Dopo una pausa “tecnica” durante il mese di agosto, riprendiamo a lavorare al progetto “Nidi, nodi. Fluidi” in Val Sermenza, questa volta non più nel Comune di Alto Sermenza (dove comunque prosegue il percorso espositivo fino alla fine di settembre), ma a Carcoforo.
Nelle prossime settimane ci dedichiamo a scoprire quali sono i rapporti affettivi, estetici, emozionali degli abitanti e dei villeggianti abituali con il luogo, le creature non umane che lo abitano, gli elementi naturali, la dimensione domestica.

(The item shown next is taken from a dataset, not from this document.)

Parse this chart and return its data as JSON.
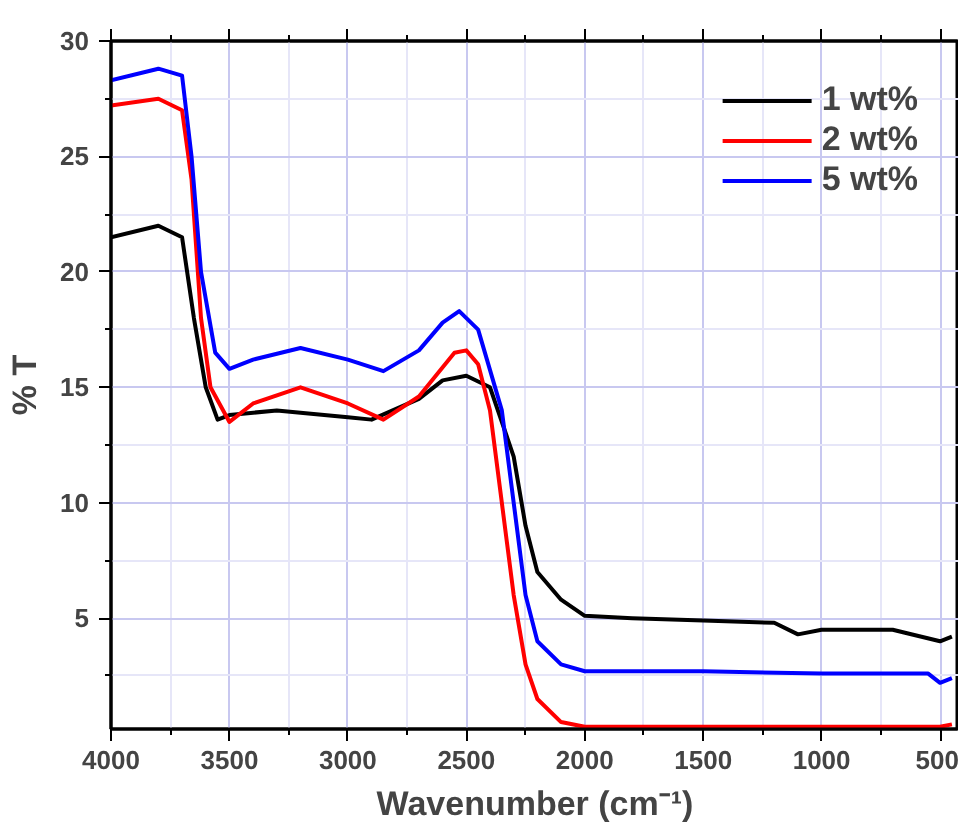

In questi mesi di lavoro e di relazioni umane ho avuto modo di conoscere, approfondire alcuni aspetti di realtà molto differenti fra loro. Le comunità che ho incontrato, il paesaggio, gli aspetti caratterizzanti l’organizzazione della vita dei residenti abituali sono molto diversificate, anche da un punto di vista culturale e sociale.

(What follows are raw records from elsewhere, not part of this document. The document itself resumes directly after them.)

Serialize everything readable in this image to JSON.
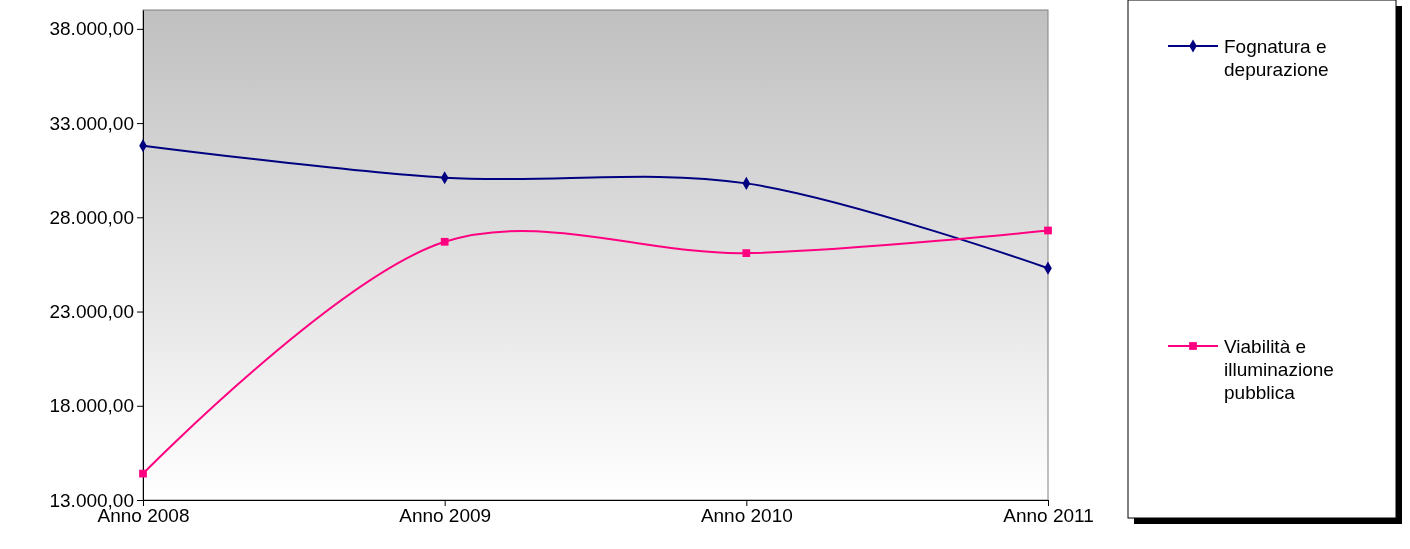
{
  "chart_data": {
    "type": "line",
    "categories": [
      "Anno 2008",
      "Anno 2009",
      "Anno 2010",
      "Anno 2011"
    ],
    "series": [
      {
        "name": "Fognatura e depurazione",
        "color": "#000080",
        "marker": "diamond",
        "values": [
          31800,
          30100,
          29800,
          25300
        ]
      },
      {
        "name": "Viabilità e illuminazione pubblica",
        "color": "#ff0080",
        "marker": "square",
        "values": [
          14400,
          26700,
          26100,
          27300
        ]
      }
    ],
    "ylim": [
      13000,
      39000
    ],
    "yticks": [
      {
        "value": 13000,
        "label": "13.000,00"
      },
      {
        "value": 18000,
        "label": "18.000,00"
      },
      {
        "value": 23000,
        "label": "23.000,00"
      },
      {
        "value": 28000,
        "label": "28.000,00"
      },
      {
        "value": 33000,
        "label": "33.000,00"
      },
      {
        "value": 38000,
        "label": "38.000,00"
      }
    ],
    "grid": false,
    "legend": "right"
  }
}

E’ quindi per ora confermata una delle mie ipotesi di partenza, quella di scegliere Comuni in posizioni strategiche sul piano geografico, perché mi aspettavo una specificità e un’unicità evidenti.

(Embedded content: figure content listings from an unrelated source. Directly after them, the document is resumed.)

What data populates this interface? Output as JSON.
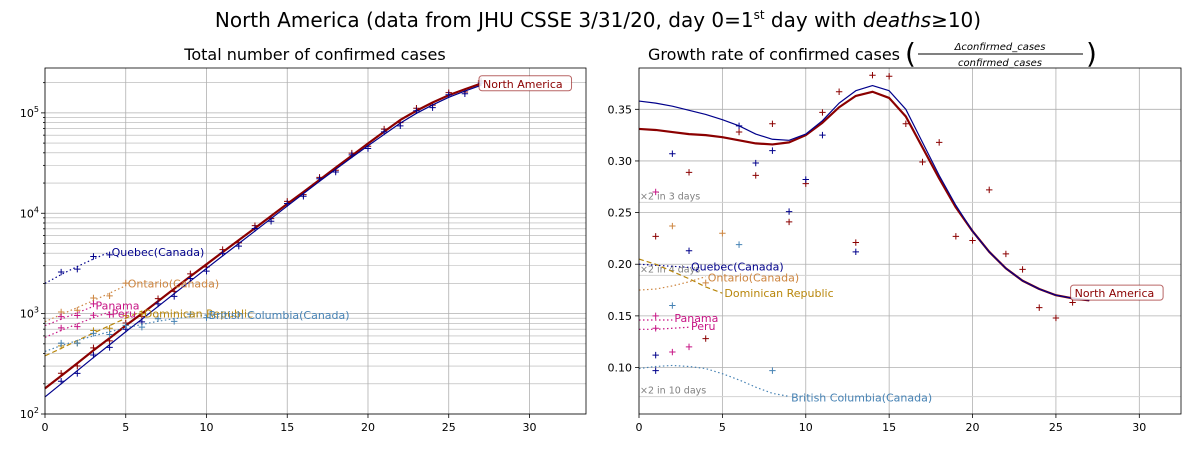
{
  "suptitle": {
    "text": "North America (data from JHU CSSE 3/31/20, day 0=1",
    "sup": "st",
    "mid": " day with ",
    "italic": "deaths",
    "tail": "≥10)"
  },
  "chart_data": [
    {
      "type": "line",
      "title": "Total number of confirmed cases",
      "yscale": "log",
      "xlim": [
        0,
        33.5
      ],
      "ylim": [
        100,
        280000
      ],
      "xticks": [
        0,
        5,
        10,
        15,
        20,
        25,
        30
      ],
      "ytick_labels": [
        {
          "value": 100,
          "base": "10",
          "exp": "2"
        },
        {
          "value": 1000,
          "base": "10",
          "exp": "3"
        },
        {
          "value": 10000,
          "base": "10",
          "exp": "4"
        },
        {
          "value": 100000,
          "base": "10",
          "exp": "5"
        }
      ],
      "grid": "major and minor",
      "series": [
        {
          "name": "North America",
          "color": "#8b0000",
          "style": "solid",
          "width": 2.2,
          "label_box": true,
          "label_at": [
            27,
            195000
          ],
          "x": [
            0,
            1,
            2,
            3,
            4,
            5,
            6,
            7,
            8,
            9,
            10,
            11,
            12,
            13,
            14,
            15,
            16,
            17,
            18,
            19,
            20,
            21,
            22,
            23,
            24,
            25,
            26,
            27
          ],
          "y": [
            180,
            240,
            320,
            430,
            570,
            760,
            1000,
            1330,
            1770,
            2350,
            3100,
            4100,
            5400,
            7100,
            9400,
            12400,
            16300,
            21500,
            28500,
            37500,
            49500,
            65000,
            85000,
            105000,
            127000,
            150000,
            172000,
            196000
          ]
        },
        {
          "name": "",
          "color": "#00008b",
          "style": "solid",
          "width": 1.2,
          "x": [
            0,
            1,
            2,
            3,
            4,
            5,
            6,
            7,
            8,
            9,
            10,
            11,
            12,
            13,
            14,
            15,
            16,
            17,
            18,
            19,
            20,
            21,
            22,
            23,
            24,
            25,
            26,
            27
          ],
          "y": [
            148,
            200,
            270,
            365,
            490,
            660,
            880,
            1180,
            1580,
            2110,
            2820,
            3760,
            5000,
            6650,
            8850,
            11800,
            15700,
            20800,
            27400,
            36000,
            47000,
            61000,
            79000,
            99000,
            120000,
            143000,
            165000,
            188000
          ]
        },
        {
          "name": "Quebec(Canada)",
          "color": "#00008b",
          "style": "dotted",
          "width": 1.2,
          "label_at": [
            4,
            4100
          ],
          "x": [
            0,
            1,
            2,
            3,
            4
          ],
          "y": [
            2000,
            2450,
            2950,
            3500,
            4100
          ]
        },
        {
          "name": "Ontario(Canada)",
          "color": "#cd853f",
          "style": "dotted",
          "width": 1.2,
          "label_at": [
            5,
            2000
          ],
          "x": [
            0,
            1,
            2,
            3,
            4,
            5
          ],
          "y": [
            830,
            980,
            1150,
            1350,
            1600,
            1900
          ]
        },
        {
          "name": "Panama",
          "color": "#c71585",
          "style": "dotted",
          "width": 1.2,
          "label_at": [
            3,
            1200
          ],
          "x": [
            0,
            1,
            2,
            3
          ],
          "y": [
            760,
            880,
            1020,
            1180
          ]
        },
        {
          "name": "Peru",
          "color": "#c71585",
          "style": "dotted",
          "width": 1.2,
          "label_at": [
            4,
            1000
          ],
          "x": [
            0,
            1,
            2,
            3,
            4
          ],
          "y": [
            580,
            680,
            790,
            910,
            1040
          ]
        },
        {
          "name": "Dominican Republic",
          "color": "#b8860b",
          "style": "dashed",
          "width": 1.2,
          "label_at": [
            6,
            1000
          ],
          "x": [
            0,
            1,
            2,
            3,
            4,
            5,
            6
          ],
          "y": [
            380,
            450,
            540,
            640,
            760,
            900,
            1060
          ]
        },
        {
          "name": "British Columbia(Canada)",
          "color": "#4682b4",
          "style": "dotted",
          "width": 1.2,
          "label_at": [
            10,
            970
          ],
          "x": [
            0,
            1,
            2,
            3,
            4,
            5,
            6,
            7,
            8,
            9,
            10
          ],
          "y": [
            420,
            480,
            540,
            600,
            660,
            720,
            780,
            840,
            890,
            930,
            970
          ]
        }
      ]
    },
    {
      "type": "line",
      "title": "Growth rate of confirmed cases",
      "title_frac": {
        "num": "Δconfirmed_cases",
        "den": "confirmed_cases"
      },
      "xlim": [
        0,
        32.5
      ],
      "ylim": [
        0.055,
        0.39
      ],
      "xticks": [
        0,
        5,
        10,
        15,
        20,
        25,
        30
      ],
      "yticks": [
        0.1,
        0.15,
        0.2,
        0.25,
        0.3,
        0.35
      ],
      "ytick_text": [
        "0.10",
        "0.15",
        "0.20",
        "0.25",
        "0.30",
        "0.35"
      ],
      "grid": "major",
      "reference_lines": [
        {
          "label": "×2 in 3 days",
          "y": 0.2599
        },
        {
          "label": "×2 in 4 days",
          "y": 0.1892
        },
        {
          "label": "×2 in 10 days",
          "y": 0.0718
        }
      ],
      "series": [
        {
          "name": "North America",
          "color": "#8b0000",
          "style": "solid",
          "width": 2.2,
          "label_box": true,
          "label_at": [
            26,
            0.172
          ],
          "x": [
            0,
            1,
            2,
            3,
            4,
            5,
            6,
            7,
            8,
            9,
            10,
            11,
            12,
            13,
            14,
            15,
            16,
            17,
            18,
            19,
            20,
            21,
            22,
            23,
            24,
            25,
            26,
            27
          ],
          "y": [
            0.331,
            0.33,
            0.328,
            0.326,
            0.325,
            0.323,
            0.32,
            0.317,
            0.316,
            0.318,
            0.325,
            0.337,
            0.352,
            0.363,
            0.367,
            0.361,
            0.343,
            0.313,
            0.283,
            0.255,
            0.232,
            0.212,
            0.196,
            0.184,
            0.176,
            0.17,
            0.167,
            0.165
          ]
        },
        {
          "name": "",
          "color": "#00008b",
          "style": "solid",
          "width": 1.2,
          "x": [
            0,
            1,
            2,
            3,
            4,
            5,
            6,
            7,
            8,
            9,
            10,
            11,
            12,
            13,
            14,
            15,
            16,
            17,
            18,
            19,
            20,
            21,
            22,
            23,
            24,
            25,
            26,
            27
          ],
          "y": [
            0.358,
            0.356,
            0.353,
            0.349,
            0.345,
            0.34,
            0.334,
            0.326,
            0.321,
            0.32,
            0.326,
            0.339,
            0.356,
            0.368,
            0.373,
            0.368,
            0.35,
            0.318,
            0.286,
            0.257,
            0.232,
            0.212,
            0.196,
            0.184,
            0.176,
            0.17,
            0.167,
            0.165
          ]
        },
        {
          "name": "Quebec(Canada)",
          "color": "#00008b",
          "style": "dotted",
          "width": 1.2,
          "label_at": [
            3,
            0.198
          ],
          "x": [
            0,
            1,
            2,
            3
          ],
          "y": [
            0.2,
            0.199,
            0.198,
            0.197
          ]
        },
        {
          "name": "Ontario(Canada)",
          "color": "#cd853f",
          "style": "dotted",
          "width": 1.2,
          "label_at": [
            4,
            0.187
          ],
          "x": [
            0,
            1,
            2,
            3,
            4
          ],
          "y": [
            0.175,
            0.176,
            0.179,
            0.183,
            0.188
          ]
        },
        {
          "name": "Dominican Republic",
          "color": "#b8860b",
          "style": "dashed",
          "width": 1.2,
          "label_at": [
            5,
            0.172
          ],
          "x": [
            0,
            1,
            2,
            3,
            4,
            5
          ],
          "y": [
            0.205,
            0.2,
            0.193,
            0.186,
            0.178,
            0.172
          ]
        },
        {
          "name": "Panama",
          "color": "#c71585",
          "style": "dotted",
          "width": 1.2,
          "label_at": [
            2,
            0.148
          ],
          "x": [
            0,
            1,
            2
          ],
          "y": [
            0.146,
            0.146,
            0.146
          ]
        },
        {
          "name": "Peru",
          "color": "#c71585",
          "style": "dotted",
          "width": 1.2,
          "label_at": [
            3,
            0.14
          ],
          "x": [
            0,
            1,
            2,
            3
          ],
          "y": [
            0.137,
            0.137,
            0.138,
            0.139
          ]
        },
        {
          "name": "British Columbia(Canada)",
          "color": "#4682b4",
          "style": "dotted",
          "width": 1.2,
          "label_at": [
            9,
            0.071
          ],
          "x": [
            0,
            1,
            2,
            3,
            4,
            5,
            6,
            7,
            8,
            9
          ],
          "y": [
            0.099,
            0.101,
            0.102,
            0.101,
            0.099,
            0.094,
            0.088,
            0.081,
            0.075,
            0.072
          ]
        }
      ],
      "markers": [
        {
          "color": "#8b0000",
          "points": [
            [
              6,
              0.328
            ],
            [
              7,
              0.286
            ],
            [
              8,
              0.336
            ],
            [
              9,
              0.241
            ],
            [
              10,
              0.278
            ],
            [
              11,
              0.347
            ],
            [
              12,
              0.367
            ],
            [
              13,
              0.221
            ],
            [
              14,
              0.383
            ],
            [
              15,
              0.382
            ],
            [
              16,
              0.336
            ],
            [
              17,
              0.299
            ],
            [
              18,
              0.318
            ],
            [
              19,
              0.227
            ],
            [
              20,
              0.223
            ],
            [
              21,
              0.272
            ],
            [
              22,
              0.21
            ],
            [
              23,
              0.195
            ],
            [
              24,
              0.158
            ],
            [
              25,
              0.148
            ],
            [
              26,
              0.163
            ],
            [
              1,
              0.227
            ],
            [
              3,
              0.289
            ],
            [
              4,
              0.128
            ]
          ]
        },
        {
          "color": "#00008b",
          "points": [
            [
              1,
              0.112
            ],
            [
              2,
              0.307
            ],
            [
              3,
              0.213
            ],
            [
              6,
              0.334
            ],
            [
              7,
              0.298
            ],
            [
              8,
              0.31
            ],
            [
              9,
              0.251
            ],
            [
              10,
              0.282
            ],
            [
              11,
              0.325
            ],
            [
              13,
              0.212
            ],
            [
              1,
              0.097
            ]
          ]
        },
        {
          "color": "#cd853f",
          "points": [
            [
              2,
              0.237
            ],
            [
              5,
              0.23
            ],
            [
              4,
              0.182
            ]
          ]
        },
        {
          "color": "#c71585",
          "points": [
            [
              1,
              0.27
            ],
            [
              1,
              0.15
            ],
            [
              2,
              0.115
            ],
            [
              3,
              0.12
            ],
            [
              1,
              0.138
            ]
          ]
        },
        {
          "color": "#4682b4",
          "points": [
            [
              6,
              0.219
            ],
            [
              8,
              0.097
            ],
            [
              2,
              0.16
            ]
          ]
        }
      ]
    }
  ]
}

Le differenze che emergono si riflettono nella realizzazione delle opere inserite nel percorso espositivo e nel loro complesso saranno percepibili a tutti coloro che avranno seguìto tutte le tappe del progetto, nei sei Comuni e in futuro quando con ogni probabilità verranno raccolte contemporaneamente in un unico luogo.
Nell’immaginario comune, soprattutto delle persone che abitano in pianura e in città in generale, i paesi di montagna rischiano di essere percepiti come entità astratte, luoghi “generici”, paesaggi cartolina, nei migliori dei casi, o luoghi remoti, noiosi, popolati da persone che non hanno mezzi per emigrare altrove.
In realtà, almeno per quanto riguarda le valli laterali della Valsesia, la maggior parte degli abitanti effettivamente residenti sono motivatissimi a restare dove sono. Non sono lì perché non hanno alternative. Tutt’altro.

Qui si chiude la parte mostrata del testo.